KETIKA ADAB MURID KOTA KIAN MEMUDAR, SIAPA YANG SALAH?
*Salmun Ndun,S.Pd., Guru UPTD SMP Negeri 1 Lobalain, Kab. Rote Ndao
Sementara itu, di pedesaan, meski sarana belajar terbatas, adab masih berdenyut hangat dalam keseharian, dimana murid menunduk saat menyapa guru, menyimak dengan tenang ketika pelajaran berlangsung, dan membantu tanpa diminta. Gambaran ini menunjukkan bahwa kemajuan teknologi dan kenyamanan fasilitas belum tentu sejalan dengan kemajuan moral. Justru, di tengah kemewahan belajar, kesantunan kian terpinggirkan.
Fenomena ini bukan sekadar pergeseran perilaku, melainkan gejala mendalam dari rusaknya keseimbangan antara pengetahuan dan budi pekerti. Di tengah kota yang gemerlap, pendidikan kehilangan salah satu rohnya yang paling hakiki terkait membentuk manusia beradab, bukan sekadar individu yang berilmu saja.
Menatap laju kehidupan kota yang serba cepat telah mengubah banyak hal, termasuk cara manusia memaknai sopan santun. Di tengah denyut modernitas, di mana waktu dianggap uang dan efisiensi menjadi ukuran keberhasilan, adab perlahan tersisih dari ruang interaksi sosial. Murid-murid kini tumbuh dalam budaya instan, serba cepat, serba digital, dan serba pamer, yang membuat kesantunan terasa kuno dan tidak relevan.
Di rumah, banyak keluarga terjebak dalam rutinitas pekerjaan yang padat; orang tua pulang larut, anak-anak ditemani gawai, bukan percakapan hangat. Akibatnya, proses penanaman nilai moral dan budi pekerti yang seharusnya dimulai dari keluarga menjadi terabaikan. Sekolah pun, yang mestinya menjadi perpanjangan tangan keluarga dalam membentuk karakter, lebih sibuk mengejar ranking, akreditasi, dan capaian akademik. Nilai-nilai seperti menghargai guru, menyapa dengan sopan, dan menolong teman menjadi pelajaran tak tertulis yang jarang disinggung. Sementara itu, media sosial dengan segala gemerlapnya justru menjadi ruang baru yang menormalisasi gaya bicara kasar, sindiran, dan sikap tak hormat.
Realita di dunia maya, banyak murid belajar meniru gaya selebritas yang penuh sensasi daripada figur teladan yang beradab. Maka, tanpa disadari, modernitas yang semula diharapkan membawa kemajuan justru mengikis sendi-sendi kesopanan, meninggalkan generasi yang cerdas secara digital, namun kering dalam tata krama dan empati sosial.

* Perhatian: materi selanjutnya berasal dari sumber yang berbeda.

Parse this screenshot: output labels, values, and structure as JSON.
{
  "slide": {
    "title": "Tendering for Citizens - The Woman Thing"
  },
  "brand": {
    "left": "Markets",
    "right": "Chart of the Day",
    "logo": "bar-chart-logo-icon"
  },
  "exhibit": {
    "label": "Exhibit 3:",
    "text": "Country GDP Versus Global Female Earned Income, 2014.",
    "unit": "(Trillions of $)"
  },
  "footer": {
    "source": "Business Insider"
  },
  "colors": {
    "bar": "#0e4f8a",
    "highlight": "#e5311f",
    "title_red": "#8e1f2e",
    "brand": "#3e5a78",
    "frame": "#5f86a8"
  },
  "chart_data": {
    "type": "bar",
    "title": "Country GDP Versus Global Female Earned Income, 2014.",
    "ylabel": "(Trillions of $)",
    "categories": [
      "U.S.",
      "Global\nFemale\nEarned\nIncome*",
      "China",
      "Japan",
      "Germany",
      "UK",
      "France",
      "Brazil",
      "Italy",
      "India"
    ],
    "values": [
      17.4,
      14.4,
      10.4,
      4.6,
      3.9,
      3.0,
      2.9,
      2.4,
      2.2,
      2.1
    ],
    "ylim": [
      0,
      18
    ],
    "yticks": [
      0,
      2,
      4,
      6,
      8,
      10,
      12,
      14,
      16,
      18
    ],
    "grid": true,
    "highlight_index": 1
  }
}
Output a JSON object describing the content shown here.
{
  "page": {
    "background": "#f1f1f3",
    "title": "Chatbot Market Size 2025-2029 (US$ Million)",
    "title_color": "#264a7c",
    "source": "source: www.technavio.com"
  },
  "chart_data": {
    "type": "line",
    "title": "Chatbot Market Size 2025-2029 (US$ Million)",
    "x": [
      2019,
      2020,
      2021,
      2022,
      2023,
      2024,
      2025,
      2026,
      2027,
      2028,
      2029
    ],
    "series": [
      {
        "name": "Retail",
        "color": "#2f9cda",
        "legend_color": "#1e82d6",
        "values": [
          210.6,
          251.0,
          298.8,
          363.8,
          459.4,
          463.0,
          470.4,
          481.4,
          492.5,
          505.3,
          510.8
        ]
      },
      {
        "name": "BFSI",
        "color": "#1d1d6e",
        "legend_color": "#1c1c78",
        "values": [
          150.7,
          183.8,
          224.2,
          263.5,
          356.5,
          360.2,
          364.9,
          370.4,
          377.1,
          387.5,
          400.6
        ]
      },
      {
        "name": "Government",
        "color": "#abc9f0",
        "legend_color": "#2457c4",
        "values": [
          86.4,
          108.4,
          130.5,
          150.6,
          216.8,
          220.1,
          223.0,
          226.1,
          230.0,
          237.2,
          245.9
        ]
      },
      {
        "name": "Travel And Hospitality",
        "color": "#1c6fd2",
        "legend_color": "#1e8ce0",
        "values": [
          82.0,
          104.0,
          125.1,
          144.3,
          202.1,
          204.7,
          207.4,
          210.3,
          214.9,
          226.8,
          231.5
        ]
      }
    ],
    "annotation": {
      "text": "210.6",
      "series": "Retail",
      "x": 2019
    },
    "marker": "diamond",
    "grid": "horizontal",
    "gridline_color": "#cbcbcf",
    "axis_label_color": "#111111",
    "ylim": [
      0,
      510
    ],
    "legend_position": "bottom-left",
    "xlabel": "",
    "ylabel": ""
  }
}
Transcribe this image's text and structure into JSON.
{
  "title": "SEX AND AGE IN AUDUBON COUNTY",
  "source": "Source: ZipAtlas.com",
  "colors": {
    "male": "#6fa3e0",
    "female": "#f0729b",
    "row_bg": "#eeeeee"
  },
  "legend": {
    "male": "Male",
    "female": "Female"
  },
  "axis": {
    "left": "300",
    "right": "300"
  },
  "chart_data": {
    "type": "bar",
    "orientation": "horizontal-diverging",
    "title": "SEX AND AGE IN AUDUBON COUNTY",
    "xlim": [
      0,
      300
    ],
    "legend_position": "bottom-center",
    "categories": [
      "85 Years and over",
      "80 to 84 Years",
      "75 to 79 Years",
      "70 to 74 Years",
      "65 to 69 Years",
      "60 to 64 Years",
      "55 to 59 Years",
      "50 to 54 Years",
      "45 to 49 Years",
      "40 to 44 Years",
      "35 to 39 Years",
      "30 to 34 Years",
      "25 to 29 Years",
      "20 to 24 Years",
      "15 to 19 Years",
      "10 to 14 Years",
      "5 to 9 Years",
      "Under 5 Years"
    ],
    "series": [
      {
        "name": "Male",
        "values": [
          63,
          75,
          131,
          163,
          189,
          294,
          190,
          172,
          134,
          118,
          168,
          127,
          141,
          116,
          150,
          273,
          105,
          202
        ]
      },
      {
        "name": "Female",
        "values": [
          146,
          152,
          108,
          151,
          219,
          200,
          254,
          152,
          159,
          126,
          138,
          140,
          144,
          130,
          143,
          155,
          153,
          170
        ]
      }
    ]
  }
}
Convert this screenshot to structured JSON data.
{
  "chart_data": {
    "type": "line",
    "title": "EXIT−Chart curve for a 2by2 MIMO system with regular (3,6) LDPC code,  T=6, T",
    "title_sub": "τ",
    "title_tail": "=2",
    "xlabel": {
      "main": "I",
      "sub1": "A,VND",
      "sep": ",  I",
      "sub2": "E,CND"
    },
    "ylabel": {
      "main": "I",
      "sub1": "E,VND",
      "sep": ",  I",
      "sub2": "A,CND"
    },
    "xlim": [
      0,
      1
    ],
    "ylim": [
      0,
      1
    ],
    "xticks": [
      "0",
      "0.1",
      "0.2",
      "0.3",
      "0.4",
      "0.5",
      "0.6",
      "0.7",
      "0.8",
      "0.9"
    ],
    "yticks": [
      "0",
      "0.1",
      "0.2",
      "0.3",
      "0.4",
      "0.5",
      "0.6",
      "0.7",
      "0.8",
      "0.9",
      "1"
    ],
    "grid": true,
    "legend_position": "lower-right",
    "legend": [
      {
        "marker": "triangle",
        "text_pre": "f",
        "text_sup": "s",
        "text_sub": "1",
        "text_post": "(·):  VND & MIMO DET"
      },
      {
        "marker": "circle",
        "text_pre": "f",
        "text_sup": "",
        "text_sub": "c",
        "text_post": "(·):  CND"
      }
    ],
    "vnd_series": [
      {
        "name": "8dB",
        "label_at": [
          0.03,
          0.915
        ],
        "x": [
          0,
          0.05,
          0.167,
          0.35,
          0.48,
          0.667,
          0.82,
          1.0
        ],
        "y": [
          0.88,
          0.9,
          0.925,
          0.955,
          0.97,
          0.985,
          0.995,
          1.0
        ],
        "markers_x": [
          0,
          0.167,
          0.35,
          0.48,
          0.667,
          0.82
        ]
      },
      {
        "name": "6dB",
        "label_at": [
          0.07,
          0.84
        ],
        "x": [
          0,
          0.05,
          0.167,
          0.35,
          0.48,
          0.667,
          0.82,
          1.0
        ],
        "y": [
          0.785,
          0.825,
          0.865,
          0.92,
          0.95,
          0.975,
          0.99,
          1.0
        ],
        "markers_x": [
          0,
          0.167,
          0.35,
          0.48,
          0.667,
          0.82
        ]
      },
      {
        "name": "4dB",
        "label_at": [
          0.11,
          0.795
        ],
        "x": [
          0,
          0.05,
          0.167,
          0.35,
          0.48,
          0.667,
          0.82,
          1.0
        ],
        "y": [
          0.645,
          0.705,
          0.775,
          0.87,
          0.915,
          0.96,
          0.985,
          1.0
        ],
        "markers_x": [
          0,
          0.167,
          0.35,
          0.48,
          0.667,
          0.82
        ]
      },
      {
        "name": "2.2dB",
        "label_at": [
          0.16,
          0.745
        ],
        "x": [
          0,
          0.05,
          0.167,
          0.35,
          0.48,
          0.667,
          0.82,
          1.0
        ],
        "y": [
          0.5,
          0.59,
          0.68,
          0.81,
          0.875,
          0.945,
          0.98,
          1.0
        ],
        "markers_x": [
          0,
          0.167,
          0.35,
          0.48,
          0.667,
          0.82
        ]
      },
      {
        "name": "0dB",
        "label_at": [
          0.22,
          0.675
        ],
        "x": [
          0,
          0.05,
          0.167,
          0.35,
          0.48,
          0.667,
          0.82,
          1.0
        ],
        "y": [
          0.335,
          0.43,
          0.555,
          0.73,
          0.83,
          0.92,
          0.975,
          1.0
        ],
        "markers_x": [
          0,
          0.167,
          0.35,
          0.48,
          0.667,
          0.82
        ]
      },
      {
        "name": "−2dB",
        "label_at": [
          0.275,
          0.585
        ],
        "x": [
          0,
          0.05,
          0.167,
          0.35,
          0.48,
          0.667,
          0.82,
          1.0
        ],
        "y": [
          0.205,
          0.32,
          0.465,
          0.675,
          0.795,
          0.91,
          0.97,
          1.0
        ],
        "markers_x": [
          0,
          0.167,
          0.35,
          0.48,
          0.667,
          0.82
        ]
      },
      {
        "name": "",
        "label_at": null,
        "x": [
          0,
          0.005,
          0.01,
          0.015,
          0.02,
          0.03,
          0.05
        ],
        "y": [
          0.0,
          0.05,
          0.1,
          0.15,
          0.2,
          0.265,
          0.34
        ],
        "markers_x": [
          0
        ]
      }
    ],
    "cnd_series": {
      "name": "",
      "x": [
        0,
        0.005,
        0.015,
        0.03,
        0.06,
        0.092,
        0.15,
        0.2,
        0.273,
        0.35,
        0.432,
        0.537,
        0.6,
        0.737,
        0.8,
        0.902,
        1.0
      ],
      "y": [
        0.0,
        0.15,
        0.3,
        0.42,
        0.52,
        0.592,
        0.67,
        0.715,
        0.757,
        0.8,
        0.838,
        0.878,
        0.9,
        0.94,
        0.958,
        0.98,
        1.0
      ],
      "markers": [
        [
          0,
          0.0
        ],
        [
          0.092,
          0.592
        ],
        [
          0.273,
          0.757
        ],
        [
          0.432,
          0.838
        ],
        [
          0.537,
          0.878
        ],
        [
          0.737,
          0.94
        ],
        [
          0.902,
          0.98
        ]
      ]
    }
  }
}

Di sekolah, para guru sering kali terjebak dalam tekanan administrasi dan tuntutan kurikulum. Orientasi pendidikan yang lebih menekankan hasil, angka rapor, nilai ujian, dan prestasi akademik membuat proses pembentukan karakter sering dianggap sekadar pelengkap. Murid pun akhirnya tumbuh dalam sistem yang mengajarkan cara menjawab soal dengan benar, tapi lupa bagaimana bersikap benar terhadap sesama. Sementara itu, lingkungan kota yang keras dan kompetitif menanamkan nilai individualisme yang kuat; setiap orang berlomba mengejar pencapaian pribadi tanpa sempat menoleh pada nilai kebersamaan. Ditambah lagi dengan budaya instan dari media sosial yang mendorong murid untuk meniru perilaku tanpa proses refleksi.